Respiratory syncytial virus (RSV), alongside flu, COVID-19 and other common respiratory viruses, has driven an increase in hospitalizations across the US.

Hospitals are overwhelmed, The Washington Post said on Sunday. As National Nurses United (NNU) explained on its website, RSV and other respiratory viruses are more severe this year due to the country's "abandonment" of public health measures.

In a CNBC report, the US Children's Hospital Association and the American Academy of Pediatrics warned "unprecedented levels" of RSV combined with increasing flu circulation are pushing some hospitals to the breaking point.

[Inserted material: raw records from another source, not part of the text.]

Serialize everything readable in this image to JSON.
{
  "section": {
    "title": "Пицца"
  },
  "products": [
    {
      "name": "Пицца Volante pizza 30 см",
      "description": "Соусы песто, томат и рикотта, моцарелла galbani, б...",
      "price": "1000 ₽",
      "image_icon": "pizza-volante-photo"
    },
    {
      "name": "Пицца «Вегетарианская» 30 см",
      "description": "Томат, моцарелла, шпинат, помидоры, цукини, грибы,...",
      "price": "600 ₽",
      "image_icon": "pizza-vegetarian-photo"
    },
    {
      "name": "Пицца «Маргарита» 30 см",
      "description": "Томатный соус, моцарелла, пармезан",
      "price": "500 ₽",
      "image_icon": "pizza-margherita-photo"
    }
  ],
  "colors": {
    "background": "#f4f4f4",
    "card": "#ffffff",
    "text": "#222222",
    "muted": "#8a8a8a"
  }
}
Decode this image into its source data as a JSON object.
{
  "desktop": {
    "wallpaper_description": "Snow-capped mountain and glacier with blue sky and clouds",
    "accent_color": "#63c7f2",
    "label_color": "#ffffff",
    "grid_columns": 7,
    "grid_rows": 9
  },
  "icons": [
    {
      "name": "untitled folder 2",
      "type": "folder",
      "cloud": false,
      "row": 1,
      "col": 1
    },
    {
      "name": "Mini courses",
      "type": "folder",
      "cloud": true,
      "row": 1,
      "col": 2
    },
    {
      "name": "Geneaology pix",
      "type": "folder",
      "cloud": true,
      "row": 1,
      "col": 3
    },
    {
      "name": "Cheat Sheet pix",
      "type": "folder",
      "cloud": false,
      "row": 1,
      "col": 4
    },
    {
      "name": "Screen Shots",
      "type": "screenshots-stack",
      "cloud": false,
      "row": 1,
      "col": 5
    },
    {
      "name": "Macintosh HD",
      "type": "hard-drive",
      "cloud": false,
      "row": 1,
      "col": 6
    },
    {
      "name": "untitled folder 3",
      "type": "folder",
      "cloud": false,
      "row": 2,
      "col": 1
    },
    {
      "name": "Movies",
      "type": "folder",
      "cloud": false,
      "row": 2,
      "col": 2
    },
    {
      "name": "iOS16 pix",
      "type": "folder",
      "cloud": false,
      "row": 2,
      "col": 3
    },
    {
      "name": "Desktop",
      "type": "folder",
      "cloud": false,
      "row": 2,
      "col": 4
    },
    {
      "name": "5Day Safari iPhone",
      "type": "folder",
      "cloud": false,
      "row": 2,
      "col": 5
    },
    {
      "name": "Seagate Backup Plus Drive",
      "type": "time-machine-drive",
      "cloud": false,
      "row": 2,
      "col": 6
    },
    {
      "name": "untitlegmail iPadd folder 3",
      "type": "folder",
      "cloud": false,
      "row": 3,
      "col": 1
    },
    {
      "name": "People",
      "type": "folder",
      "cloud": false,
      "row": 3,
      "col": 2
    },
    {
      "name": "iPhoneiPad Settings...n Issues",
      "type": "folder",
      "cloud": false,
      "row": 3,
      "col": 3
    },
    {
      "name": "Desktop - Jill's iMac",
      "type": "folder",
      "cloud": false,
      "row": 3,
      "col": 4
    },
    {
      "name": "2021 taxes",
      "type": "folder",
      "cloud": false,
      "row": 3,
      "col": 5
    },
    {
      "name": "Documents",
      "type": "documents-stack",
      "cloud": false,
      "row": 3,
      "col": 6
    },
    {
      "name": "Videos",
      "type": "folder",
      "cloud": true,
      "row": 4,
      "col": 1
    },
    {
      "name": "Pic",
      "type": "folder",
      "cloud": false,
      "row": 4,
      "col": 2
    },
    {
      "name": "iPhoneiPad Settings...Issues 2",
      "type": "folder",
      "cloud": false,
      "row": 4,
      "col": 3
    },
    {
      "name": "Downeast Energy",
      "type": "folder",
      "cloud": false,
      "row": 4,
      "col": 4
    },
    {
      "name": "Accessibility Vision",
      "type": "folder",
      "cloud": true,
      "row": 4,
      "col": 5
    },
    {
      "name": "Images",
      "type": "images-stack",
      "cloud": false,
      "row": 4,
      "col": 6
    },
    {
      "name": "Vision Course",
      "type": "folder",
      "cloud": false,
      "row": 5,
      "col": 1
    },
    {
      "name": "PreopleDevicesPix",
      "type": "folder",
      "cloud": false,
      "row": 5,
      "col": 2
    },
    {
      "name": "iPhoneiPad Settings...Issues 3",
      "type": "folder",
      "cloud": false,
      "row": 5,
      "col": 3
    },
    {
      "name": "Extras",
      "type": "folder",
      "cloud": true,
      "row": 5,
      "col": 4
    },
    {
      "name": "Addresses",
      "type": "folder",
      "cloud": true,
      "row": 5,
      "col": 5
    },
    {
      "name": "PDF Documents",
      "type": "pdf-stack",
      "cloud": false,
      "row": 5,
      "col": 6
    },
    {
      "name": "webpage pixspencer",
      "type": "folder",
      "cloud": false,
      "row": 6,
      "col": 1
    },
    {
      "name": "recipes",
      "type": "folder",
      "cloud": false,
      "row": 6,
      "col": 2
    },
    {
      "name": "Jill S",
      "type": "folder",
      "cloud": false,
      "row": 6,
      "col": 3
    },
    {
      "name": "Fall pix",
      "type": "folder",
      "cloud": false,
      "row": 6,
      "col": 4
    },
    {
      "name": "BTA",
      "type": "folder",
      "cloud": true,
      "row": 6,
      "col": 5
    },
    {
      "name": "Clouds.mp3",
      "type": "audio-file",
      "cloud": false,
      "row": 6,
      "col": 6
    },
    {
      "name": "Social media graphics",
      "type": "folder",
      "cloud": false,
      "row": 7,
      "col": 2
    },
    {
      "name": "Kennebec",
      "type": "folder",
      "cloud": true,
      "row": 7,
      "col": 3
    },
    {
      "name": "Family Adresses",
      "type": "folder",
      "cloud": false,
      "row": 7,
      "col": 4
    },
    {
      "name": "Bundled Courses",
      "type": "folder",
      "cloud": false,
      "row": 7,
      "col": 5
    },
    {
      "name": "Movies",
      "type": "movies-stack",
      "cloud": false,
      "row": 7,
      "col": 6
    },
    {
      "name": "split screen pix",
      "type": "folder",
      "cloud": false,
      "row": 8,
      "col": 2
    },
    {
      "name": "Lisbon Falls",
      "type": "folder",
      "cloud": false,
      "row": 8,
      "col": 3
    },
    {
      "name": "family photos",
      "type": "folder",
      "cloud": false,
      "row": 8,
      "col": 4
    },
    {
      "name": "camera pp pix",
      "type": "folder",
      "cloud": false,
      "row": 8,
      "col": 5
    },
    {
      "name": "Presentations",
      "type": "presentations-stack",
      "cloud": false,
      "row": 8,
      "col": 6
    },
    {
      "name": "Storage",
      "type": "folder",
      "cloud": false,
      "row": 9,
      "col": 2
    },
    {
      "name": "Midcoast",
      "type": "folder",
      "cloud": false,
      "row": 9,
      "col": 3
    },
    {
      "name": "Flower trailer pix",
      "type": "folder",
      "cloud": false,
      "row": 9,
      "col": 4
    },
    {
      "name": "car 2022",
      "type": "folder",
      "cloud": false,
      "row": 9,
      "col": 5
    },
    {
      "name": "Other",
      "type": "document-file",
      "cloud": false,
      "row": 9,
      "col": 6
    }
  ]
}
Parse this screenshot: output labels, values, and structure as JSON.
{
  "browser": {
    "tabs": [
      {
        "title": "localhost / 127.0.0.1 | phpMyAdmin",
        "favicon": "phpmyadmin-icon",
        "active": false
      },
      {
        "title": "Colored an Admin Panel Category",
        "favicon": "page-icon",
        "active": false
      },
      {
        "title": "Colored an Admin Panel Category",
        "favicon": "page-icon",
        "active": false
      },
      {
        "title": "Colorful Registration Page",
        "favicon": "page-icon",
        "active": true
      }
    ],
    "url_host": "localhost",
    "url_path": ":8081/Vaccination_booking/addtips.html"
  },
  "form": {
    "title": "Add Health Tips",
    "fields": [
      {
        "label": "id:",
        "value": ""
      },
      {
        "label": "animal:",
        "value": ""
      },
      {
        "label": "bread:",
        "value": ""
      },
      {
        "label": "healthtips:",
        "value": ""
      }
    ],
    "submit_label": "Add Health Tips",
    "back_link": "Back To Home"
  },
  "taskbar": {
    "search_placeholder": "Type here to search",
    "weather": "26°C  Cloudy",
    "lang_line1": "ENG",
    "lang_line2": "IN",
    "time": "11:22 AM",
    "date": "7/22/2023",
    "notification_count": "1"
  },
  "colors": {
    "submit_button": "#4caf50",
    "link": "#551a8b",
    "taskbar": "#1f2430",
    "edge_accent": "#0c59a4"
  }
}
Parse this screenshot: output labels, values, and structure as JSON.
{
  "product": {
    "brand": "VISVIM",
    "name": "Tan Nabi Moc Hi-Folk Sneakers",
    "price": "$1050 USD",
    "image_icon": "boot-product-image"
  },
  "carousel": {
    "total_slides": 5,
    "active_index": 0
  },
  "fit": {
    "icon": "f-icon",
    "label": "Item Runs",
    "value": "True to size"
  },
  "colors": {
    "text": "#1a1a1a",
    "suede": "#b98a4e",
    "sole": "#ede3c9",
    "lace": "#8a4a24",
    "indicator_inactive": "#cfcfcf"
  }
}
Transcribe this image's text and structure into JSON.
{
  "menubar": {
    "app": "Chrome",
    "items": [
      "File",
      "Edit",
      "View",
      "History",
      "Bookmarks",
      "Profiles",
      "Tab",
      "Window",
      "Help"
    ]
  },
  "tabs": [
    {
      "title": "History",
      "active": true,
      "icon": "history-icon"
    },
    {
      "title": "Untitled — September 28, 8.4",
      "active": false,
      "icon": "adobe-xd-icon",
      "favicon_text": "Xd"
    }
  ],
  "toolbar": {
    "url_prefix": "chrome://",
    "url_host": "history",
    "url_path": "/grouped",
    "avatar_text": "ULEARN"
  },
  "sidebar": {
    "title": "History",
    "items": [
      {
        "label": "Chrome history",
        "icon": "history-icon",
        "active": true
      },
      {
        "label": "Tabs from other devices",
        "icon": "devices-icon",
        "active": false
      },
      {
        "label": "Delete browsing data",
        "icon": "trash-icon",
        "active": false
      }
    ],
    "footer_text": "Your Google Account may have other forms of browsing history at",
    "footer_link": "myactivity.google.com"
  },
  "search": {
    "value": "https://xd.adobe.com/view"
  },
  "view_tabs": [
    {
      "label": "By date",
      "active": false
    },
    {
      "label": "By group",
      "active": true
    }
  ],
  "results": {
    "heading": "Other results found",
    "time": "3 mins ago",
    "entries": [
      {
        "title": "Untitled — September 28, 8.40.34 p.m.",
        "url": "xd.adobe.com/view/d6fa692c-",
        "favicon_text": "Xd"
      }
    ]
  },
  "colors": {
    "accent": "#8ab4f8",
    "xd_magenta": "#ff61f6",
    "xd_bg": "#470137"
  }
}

Doctors are calling on the US administration to declare an emergency in response to an "alarming surge" of children hospitalized with RSV and flu this season.

"There is a huge capacity crisis, and it's becoming more and more impossible to take care of patients correctly and provide the best care that we all need to be providing," Anne Klibanski, president of a hospital in Boston, told the Washington Post.

More than half of US states reported high or very high respiratory illness activity, and pediatric hospitals are feeling the strain, with more than three-quarters of their hospital and ICU beds occupied for the past few months, CNN said Sunday.

Blaming the rise in pediatric respiratory viruses on stay-at-home orders, as the US health authorities have stated, was a flawed conjecture not based on science, the NNU said.

The US Centers for Disease Control's previous claims children need to become infected to move forward provided little benefit to children, ignored individual risks for severe infections, particularly among immunity compromised children, and disregarded the science about the virus, the NNU said on its website.

To protect the public's health, people need a multilayered approach to infection control, including masking, social distancing, vaccination, testing, contract tracing, staying home when sick and paid sick leave for workers, they added.

The NNU is the largest and fastest-growing union and professional association of registered nurses in the US with nearly 225,000 members nationwide.